13 diciembre 2013

DANIELA SE DESPIDE DE LA VIDA




Daniela mira fijamente la televisión, congelada para siempre en un rictus de fastidio. Pero sus ojos no observan nada. Parapléjica, cubre su regazo inerte con un cobertor. La alimenta una sonda. Ya solo emite gruñiditos suaves, ininteligibles, diría que mecánicos, si no fuera porque dentro de este armazón rígido, yace el alma de un  ser humano que fue, ¿que sigue siendo? No sé si me reconoce o si en un rincón de su cerebro aún guarda los poemas de San Juan de la Cruz. Salgo de su casa y una hora después me llama su hermano. Murió tranquila. La sepultarán mañana. Los labios secos de Daniela dejaron escapar por fin su alma presa. Siento un no se qué, que queda balbuceando.   

La vuelvo a ver al cabo de una semana. Se consume rápidamente: quizá para ella es lo mejor. Sigue lúcida porque apenas me divisa en el marco de la puerta y balbucea un saludo, o una despedida oportuna: no lo se. Se hunde en su silla de ruedas. Ha dejado de mover sus extremidades a excepción del brazo izquierdo; me tiende su mano frágil en plan de saludo. Y luego garrapatea dos palabras con caligrafía infantil, ¡ella que presentó su tesis sobre San Juan de la Cruz! Me enseña lo escrito: dice “te quiero”. La abrazo y siento humedecerse mi camisa con sus lágrimas; cosa imposible porque ella ya no puede llorar. Yo también la quiero.

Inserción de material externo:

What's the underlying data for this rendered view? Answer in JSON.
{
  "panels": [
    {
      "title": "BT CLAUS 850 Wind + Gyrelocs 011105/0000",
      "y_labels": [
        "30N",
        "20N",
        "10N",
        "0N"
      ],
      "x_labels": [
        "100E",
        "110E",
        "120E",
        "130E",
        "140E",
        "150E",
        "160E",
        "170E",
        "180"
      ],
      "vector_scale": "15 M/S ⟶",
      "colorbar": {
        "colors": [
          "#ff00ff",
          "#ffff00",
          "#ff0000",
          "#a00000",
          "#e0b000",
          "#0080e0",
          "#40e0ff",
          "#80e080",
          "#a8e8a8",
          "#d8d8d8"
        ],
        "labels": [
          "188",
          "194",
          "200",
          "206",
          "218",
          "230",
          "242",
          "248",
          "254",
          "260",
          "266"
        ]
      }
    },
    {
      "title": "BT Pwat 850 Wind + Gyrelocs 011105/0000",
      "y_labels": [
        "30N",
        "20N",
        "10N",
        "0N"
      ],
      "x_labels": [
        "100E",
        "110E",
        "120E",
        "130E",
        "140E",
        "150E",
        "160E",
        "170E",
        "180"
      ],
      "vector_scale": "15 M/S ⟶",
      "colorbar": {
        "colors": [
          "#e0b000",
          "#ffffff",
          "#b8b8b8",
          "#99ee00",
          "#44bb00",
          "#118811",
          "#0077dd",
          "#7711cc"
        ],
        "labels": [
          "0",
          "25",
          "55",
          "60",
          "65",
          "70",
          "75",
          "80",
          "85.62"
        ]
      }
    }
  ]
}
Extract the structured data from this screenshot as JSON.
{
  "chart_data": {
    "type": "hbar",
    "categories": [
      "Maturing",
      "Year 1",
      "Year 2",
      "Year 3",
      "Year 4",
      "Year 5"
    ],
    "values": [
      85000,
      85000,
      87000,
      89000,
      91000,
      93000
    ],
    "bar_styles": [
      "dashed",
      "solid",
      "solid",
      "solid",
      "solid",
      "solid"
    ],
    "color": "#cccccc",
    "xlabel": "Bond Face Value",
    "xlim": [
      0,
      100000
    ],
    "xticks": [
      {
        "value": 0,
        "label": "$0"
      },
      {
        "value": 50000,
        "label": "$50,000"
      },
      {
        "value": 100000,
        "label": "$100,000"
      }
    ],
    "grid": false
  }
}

Un mes sin visitarla y Daniela me lo reprocha ignorándome. Aprieta sus labios gruesos. Su hermano me confiesa que, por orgullo, ella no quiere sentarse en una silla de rudas: sería como aceptar el comienzo de su final. Arrastra sus piernas de trapo por toda la casa y adrede me empuja cuando pasa a mi lado: es su venganza en contra mía. Está descalza. Se tropieza con sus propios pies y cae en el comedor. Luego se ríe como si fuera una gracia. En el suelo la bata se le repliega por los muslos y asoman los bordes blancos, elásticos, de un pañal.

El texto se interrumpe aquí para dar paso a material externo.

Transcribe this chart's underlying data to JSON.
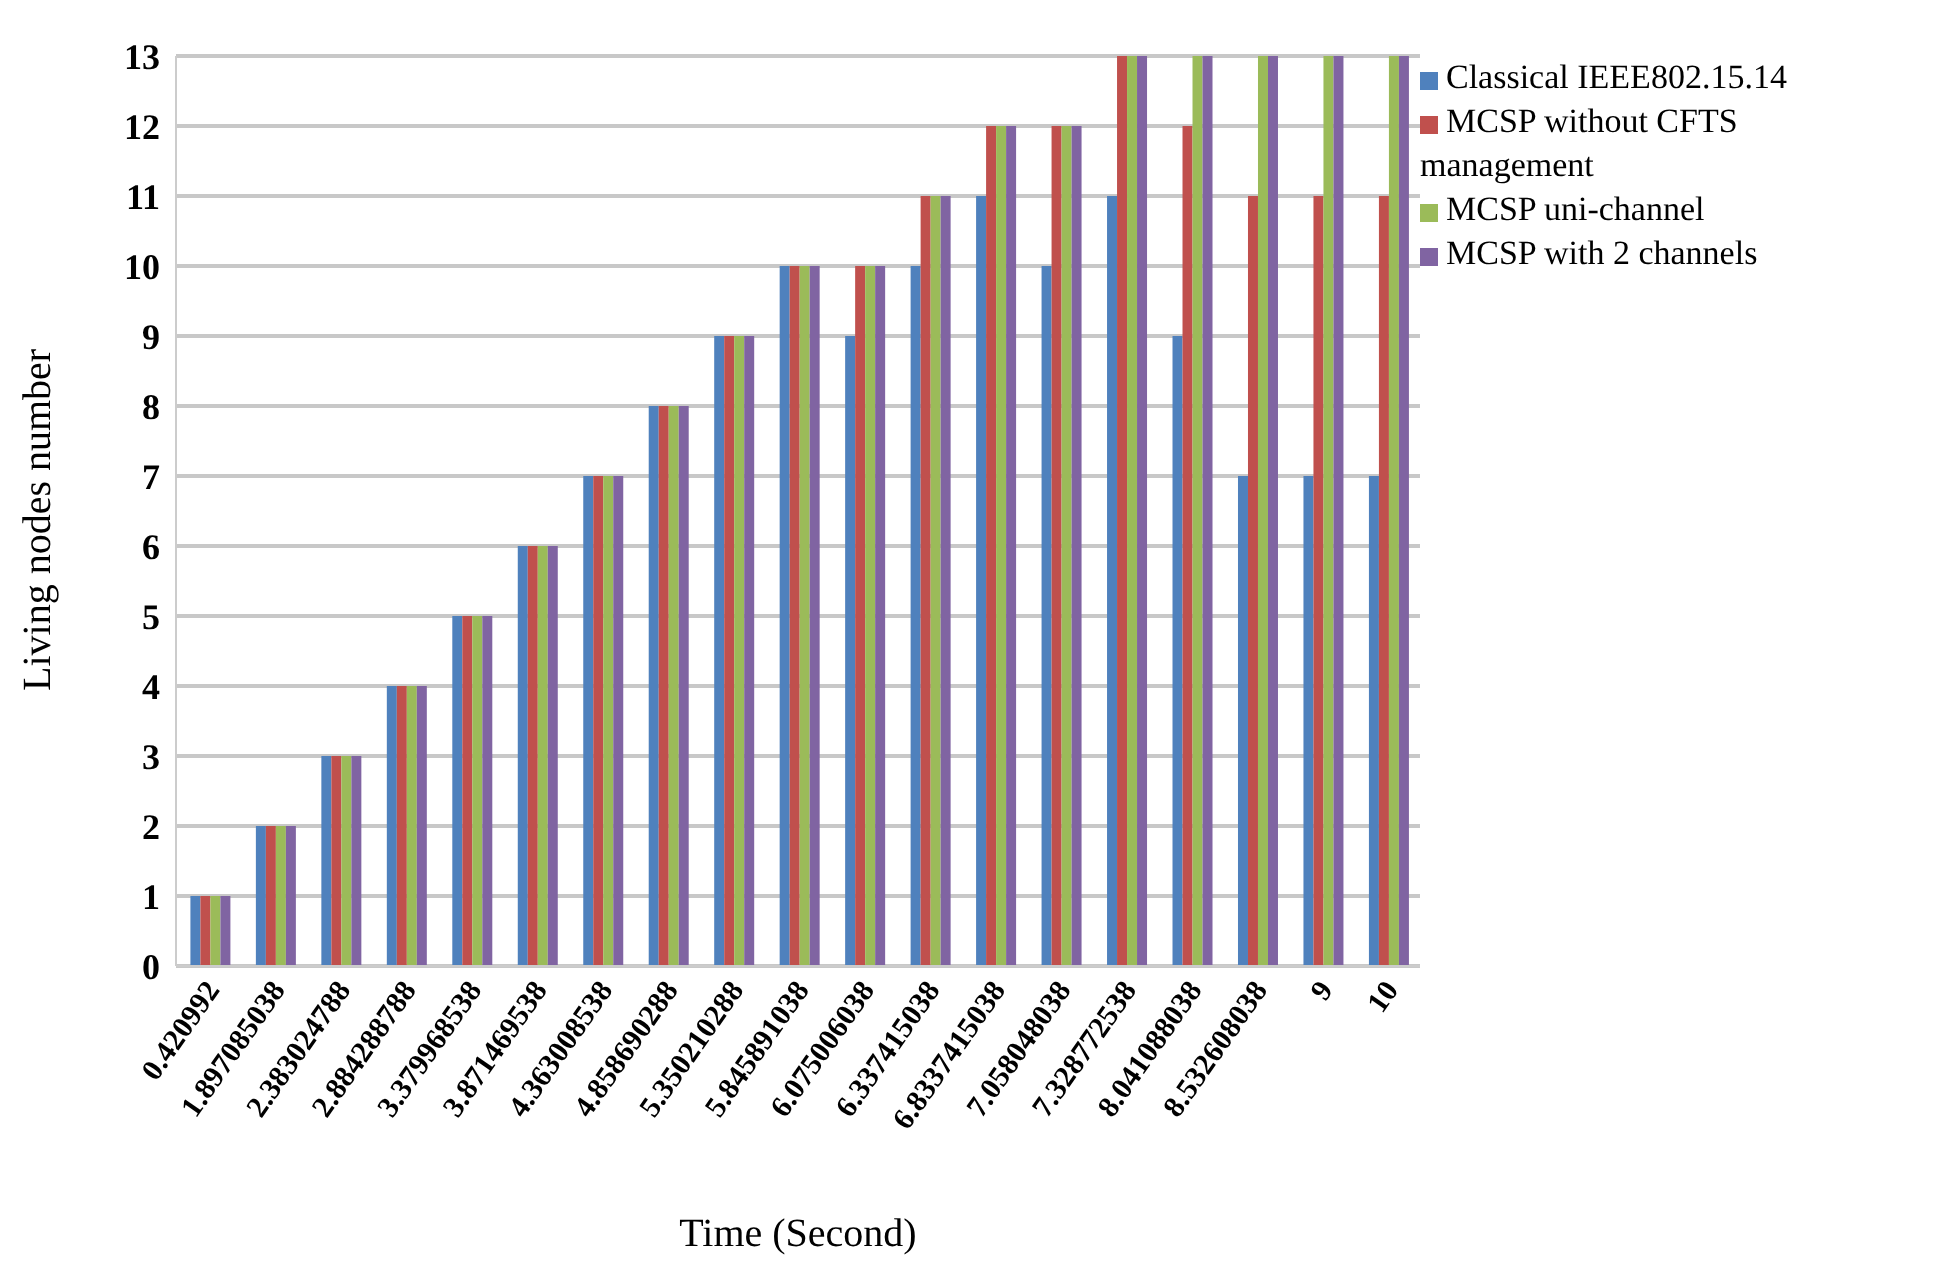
{
  "chart_data": {
    "type": "bar",
    "xlabel": "Time (Second)",
    "ylabel": "Living nodes number",
    "categories": [
      "0.420992",
      "1.897085038",
      "2.383024788",
      "2.884288788",
      "3.379968538",
      "3.871469538",
      "4.363008538",
      "4.858690288",
      "5.350210288",
      "5.845891038",
      "6.075006038",
      "6.337415038",
      "6.8337415038",
      "7.058048038",
      "7.328772538",
      "8.041088038",
      "8.532608038",
      "9",
      "10"
    ],
    "series": [
      {
        "name": "Classical IEEE802.15.14",
        "color": "#4f81bd",
        "values": [
          1,
          2,
          3,
          4,
          5,
          6,
          7,
          8,
          9,
          10,
          9,
          10,
          11,
          10,
          11,
          9,
          7,
          7,
          7
        ]
      },
      {
        "name": "MCSP without CFTS management",
        "color": "#c0504d",
        "values": [
          1,
          2,
          3,
          4,
          5,
          6,
          7,
          8,
          9,
          10,
          10,
          11,
          12,
          12,
          13,
          12,
          11,
          11,
          11
        ]
      },
      {
        "name": "MCSP uni-channel",
        "color": "#9bbb59",
        "values": [
          1,
          2,
          3,
          4,
          5,
          6,
          7,
          8,
          9,
          10,
          10,
          11,
          12,
          12,
          13,
          13,
          13,
          13,
          13
        ]
      },
      {
        "name": "MCSP with 2 channels",
        "color": "#8064a2",
        "values": [
          1,
          2,
          3,
          4,
          5,
          6,
          7,
          8,
          9,
          10,
          10,
          11,
          12,
          12,
          13,
          13,
          13,
          13,
          13
        ]
      }
    ],
    "ylim": [
      0,
      13
    ],
    "yticks": [
      0,
      1,
      2,
      3,
      4,
      5,
      6,
      7,
      8,
      9,
      10,
      11,
      12,
      13
    ],
    "grid": "y",
    "legend": "right"
  }
}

Esa semana la pierna izquierda se le inflamó sin aparente motivo. Su hermano me pide acompañarla a conocer el resultado de los exámenes médicos. Yo no quiero ir: imagino lo peor. Prefiero visitarla en su casa, y la propia Daniela me abre la puerta. “Cobarde” me acusa sonriendo. Camina con muletas y dice que le calan las axilas. Más tarde Daniela me cuenta el diagnóstico. El médico no es optimista: esclerosis lateral amiotrófica. Noto que la pierna derecha se le rezaga al caminar. Y que a ratos babea. ¿Es el comienzo de su deterioro irreversible? “Me viene un no se qué, que queda balbuceando” susurra ella y yo no le respondo nada.

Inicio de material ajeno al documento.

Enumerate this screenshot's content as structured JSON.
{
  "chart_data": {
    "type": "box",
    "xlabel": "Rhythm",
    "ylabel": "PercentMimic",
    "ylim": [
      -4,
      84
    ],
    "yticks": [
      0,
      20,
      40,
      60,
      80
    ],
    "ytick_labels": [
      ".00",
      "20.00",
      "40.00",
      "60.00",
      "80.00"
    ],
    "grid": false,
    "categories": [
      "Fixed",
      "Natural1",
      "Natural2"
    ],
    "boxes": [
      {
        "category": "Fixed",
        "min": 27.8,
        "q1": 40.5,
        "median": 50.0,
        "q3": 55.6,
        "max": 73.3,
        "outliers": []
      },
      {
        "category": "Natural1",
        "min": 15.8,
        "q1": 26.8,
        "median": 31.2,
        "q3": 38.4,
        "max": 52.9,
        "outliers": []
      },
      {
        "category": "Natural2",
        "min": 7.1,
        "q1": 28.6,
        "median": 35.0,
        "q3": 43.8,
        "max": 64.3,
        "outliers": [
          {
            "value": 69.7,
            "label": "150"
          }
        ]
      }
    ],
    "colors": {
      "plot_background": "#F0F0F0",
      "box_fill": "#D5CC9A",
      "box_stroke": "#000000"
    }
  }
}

Entro a casa de mi amigo y me presenta a su hermana. Una muchacha de labios gruesos, que exhibe la agilidad de su juventud, enfundada en ropa deportiva. “Estudia letras” me aclara mi amigo y ella responde que escribe su tesis sobre San Juan de la Cruz. Le digo que el místico español depuró tanto su lenguaje, que al final se quedó sin palabras. Para hablar de Dios, por ejemplo, siente “un no se qué, que queda balbuceando”. Ella responde que su peor tormento sería enmudecer porque “de la abundancia del corazón habla la boca”. Entonces me planta un beso y casi me grita su nombre de pila: “Soy Daniela”.